Domaine Thomas Morey winery

"Charm and structure, intensity and purism."

Thomas Morey

After 12 years at his father Bernard's winery, Thomas Morey and his wife decided in 2007 to produce their own wines, which today are hard to beat in terms of clarity and sensuality.

The Morey name is firmly anchored in Chassagne-Montrachet. The various branches of the family, most of whom are winegrowers, date back to Claude Morey, who was born in the 17th century in Paris-l'Hôpital, a small commune in the Saône-et-Loire department, about ten kilometres from Chassagne-Montrachet, and settled in Chassagne-Montrachet in 1643. He and his many descendants became winegrowers or coopers. It was not until the end of the 19th century that the first became a full-time winemaker. Thomas Morey's father Bernhard was the first of the family to become famous for his wines. Thomas and his brother Vincent also worked alongside their father for many years, but in 2007 Thomas wanted to go his own way. He felt the need to return to the way of winegrowing that he remembered well from his grandparents. No chemicals had ever been used in the vineyards of this generation and there was as little intervention as possible in the cellar.

Thomas Morey

thomas and his wife Sylvie started with just two plots in 2007. Gradually, he received more plots from his father, but was also able to acquire plots from neighbours, so that he now owns 13 hectares. In addition to Chassagne-Montrachet, there are white grape varieties in Saint-Aubin, Beaune, Bâtard-Montrachet and Puligny-Montrachet. Pinot Noir is cultivated in Beaune, Chassagne-Montrachet, Maranges and Santenay. The plots were converted to organic cultivation from the outset and certified in 2017. Some plots, such as the one in Bâtard-Montrachet, are home to vines that are over 70 years old. The new plantings were and are made from mass selections of old vines. The "old-school approach", as he calls it, of his grandparents also continues in the wine cellar.

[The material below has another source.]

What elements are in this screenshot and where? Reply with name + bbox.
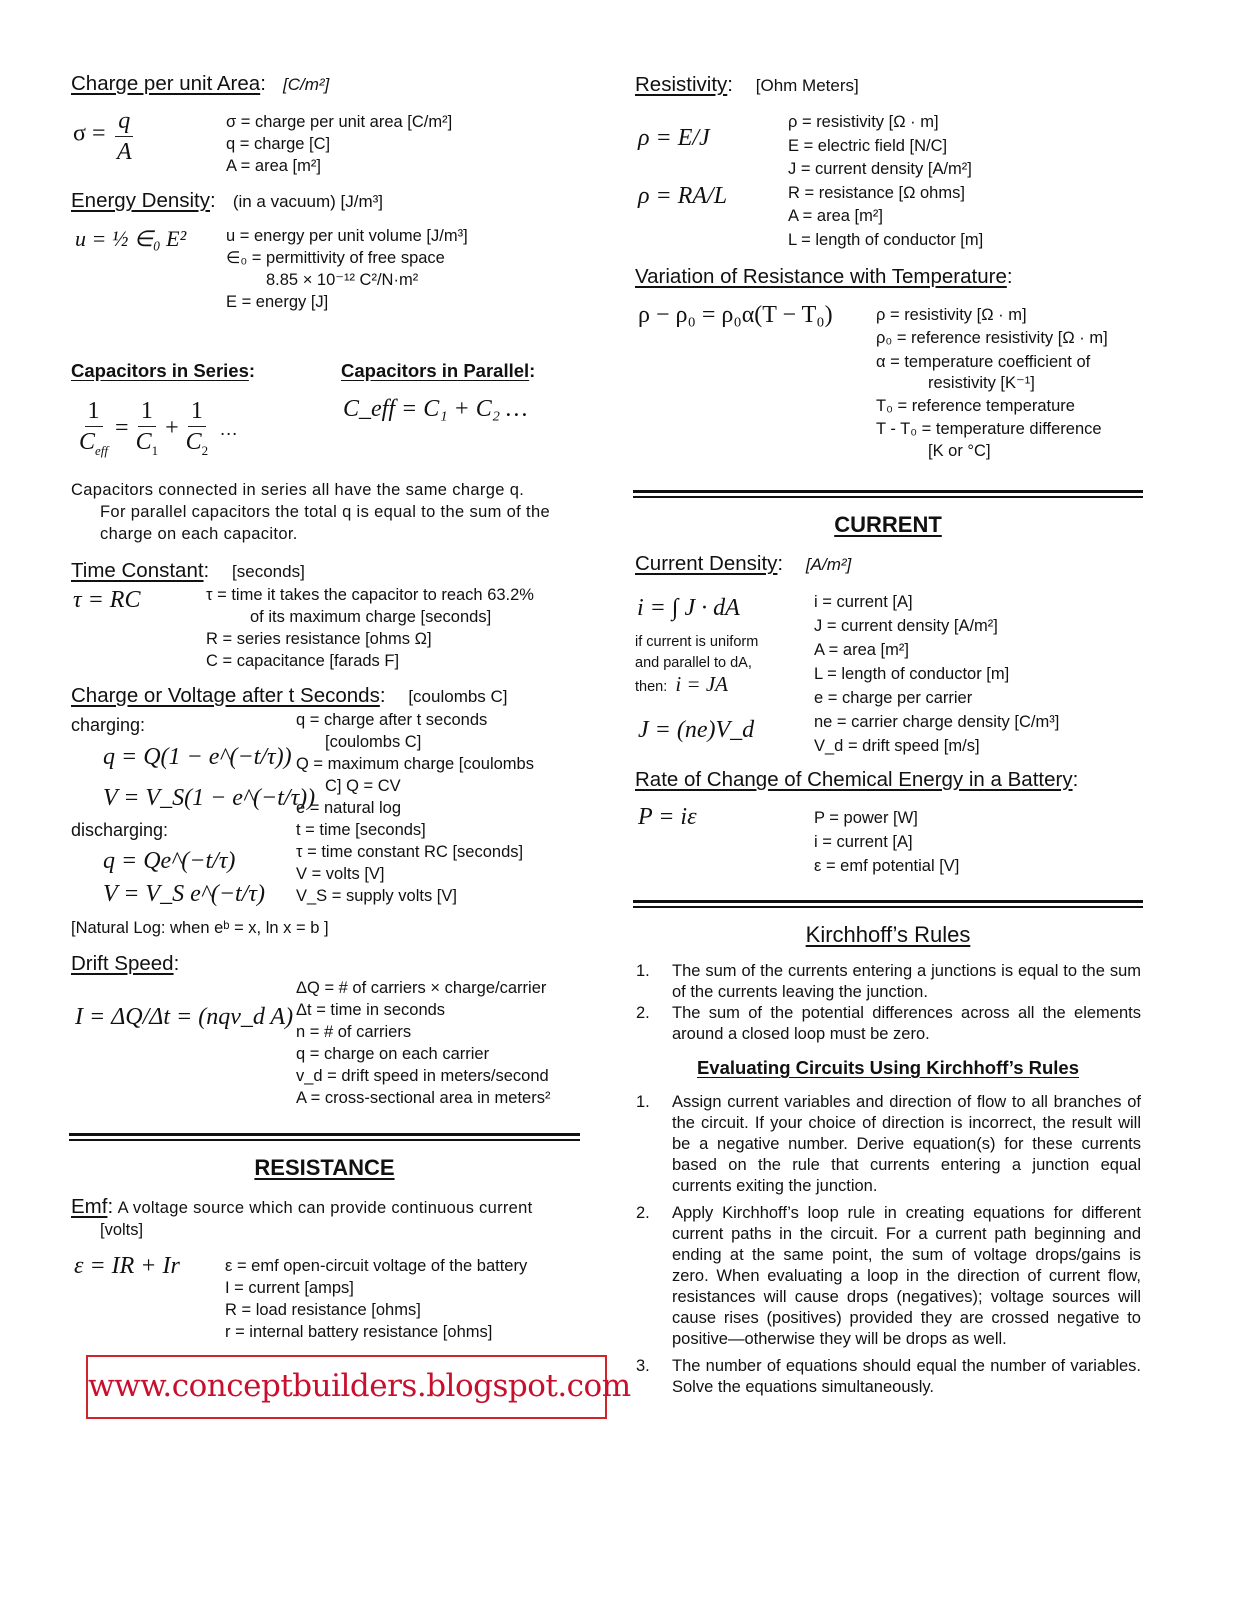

Thomas Morey works exclusively with spontaneous fermentation and has never used sulphur during fermentation. He always adds the sulphur to the barrels first - and only minimally and in several doses. The white wines mature on the lees, there is no bâtonnage and the proportion of new wood is a moderate 20 %. The wines are lightly filtered before bottling. The Pinot is largely destemmed and carefully matured in wood. The wines only remain in the barrel for around nine months before being bottled. In this way, Morey has quickly gained an excellent reputation for unadulterated, crystal-clear and pure wines.